The companion project [Aileen 3 Agent](https://ndurner.de/links/aileen3-agent-github) uses this MCP server via the `google.adk` `McpToolset`, spawning `aileen3_mcp.server` over stdio with:

- `command`: `sys.executable`
- `args`: `["-m", "aileen3_mcp.server"]`
- `env`: explicitly forwarding `GEMINI_API_KEY` into the MCP process
- `timeout`: `1200` seconds at the MCP transport level, to accommodate long-running video analysis and transcription jobs beyond the 30 seconds default

When integrating this MCP into your own agent or client:

- Set transport-level timeouts generously (10–20 minutes) and rely on the tools’ `wait_seconds` argument plus status polling for progress.
- Ensure `GEMINI_API_KEY` (and any optional `AILEEN3_*` variables you use) are visible in the environment of the MCP server process, not just the client.

### 🛠️ MCP tools overview

All tools are registered in `aileen3_mcp.server.make_app` and exposed via a stdio MCP server for use by the Gradio demo, Claude Desktop, and other clients.

In short, the public tools are:

- `health`
- `search_youtube`
- `start_media_retrieval` / `get_media_retrieval_status`
- `start_slide_extraction` / `get_extracted_slides`
- `translate_slide`
- `start_media_analysis` / `get_media_analysis_result`
- `start_media_transcription` / `get_media_transcription_result`

These tools are designed to be called from an agentic AI system that:

- first chooses a media `source` (optionally using `search_youtube`)
- then calls `start_media_retrieval`
- and finally uses the `reference` token to drive analysis, transcription, or slide translation.

For detailed tool contracts (arguments, return payloads, and error shapes), see `mcp/README.md`.

## 🏆 Hackathon Context & Journey
Aileen 3 Core was built for the [MCP's 1st Birthday - Hosted by Anthropic and Gradio](https://huggingface.co/MCP-1st-Birthday) and serves as the backbone for the [Aileen 3 Agent](https://ndurner.de/links/aileen3-kaggle-writeup) (developed for the [AI Agents Intensive Course with Google](https://www.kaggle.com/learn-guide/5-day-agents)).

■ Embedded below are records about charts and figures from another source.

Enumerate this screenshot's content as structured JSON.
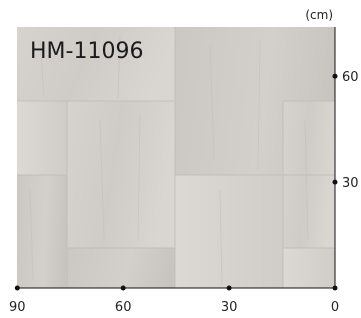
{
  "label": "HM-11096",
  "scale": {
    "unit": "(cm)",
    "x_ticks": [
      90,
      60,
      30,
      0
    ],
    "y_ticks": [
      30,
      60
    ]
  }
}
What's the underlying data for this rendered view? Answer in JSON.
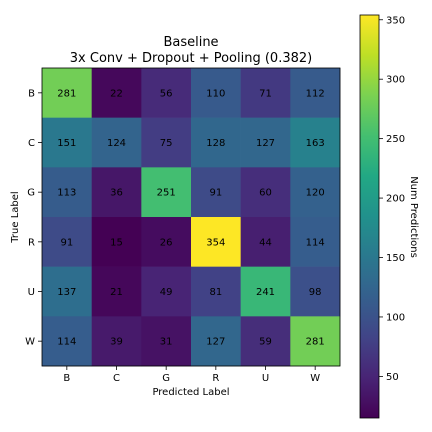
{
  "chart_data": {
    "type": "heatmap",
    "title": "Baseline",
    "subtitle": "3x Conv + Dropout + Pooling (0.382)",
    "xlabel": "Predicted Label",
    "ylabel": "True Label",
    "x_categories": [
      "B",
      "C",
      "G",
      "R",
      "U",
      "W"
    ],
    "y_categories": [
      "B",
      "C",
      "G",
      "R",
      "U",
      "W"
    ],
    "values": [
      [
        281,
        22,
        56,
        110,
        71,
        112
      ],
      [
        151,
        124,
        75,
        128,
        127,
        163
      ],
      [
        113,
        36,
        251,
        91,
        60,
        120
      ],
      [
        91,
        15,
        26,
        354,
        44,
        114
      ],
      [
        137,
        21,
        49,
        81,
        241,
        98
      ],
      [
        114,
        39,
        31,
        127,
        59,
        281
      ]
    ],
    "colormap": "viridis",
    "colorbar": {
      "label": "Num Predictions",
      "range": [
        15,
        354
      ],
      "ticks": [
        50,
        100,
        150,
        200,
        250,
        300,
        350
      ]
    }
  }
}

The required supplements - HuggingFace Space, demo video, and social media post - are behind the badges at the very top of this page.


## 📦 Local Development

```bash
# Build the Docker image
docker build -t aileen3-core .

# Run the Gradio interface
docker run -it -p 7860:7860 aileen3-core
```

## 🛡️ Security & privacy
- Your Gemini key is used only server-side to call Gemini models.
- Media is downloaded to cache for repeatability; clear ~/.cache/aileen3 to remove artefacts.
- No analytics or third-party telemetry included.

## 🚧 Limitations
- `translate_slide` does currently not benefit from priors; translation quality could be improved that way
- No AI safety guardrails (tone, style, anti prompt-injection, ...) included
- No cost control included
- Hallucination risk - Aileen may make mistakes.
- Remote MCP operating mode not tested; would rely on external access protection

## 👾 Troubleshooting
- Gemini 401 “API keys are not supported…”: use AI Studio key starting with “AI…”, not Vertex keys (“AQ…”).
- Long jobs: increase transport timeout (10–20 min) and leverage wait_seconds + polling get_* tools.
- YouTube access:
  * ensure YouTube is reachable
  * yt-dlp is recent
  * if site JS protection breaks, install yt-dlp-ejs (see Space health check).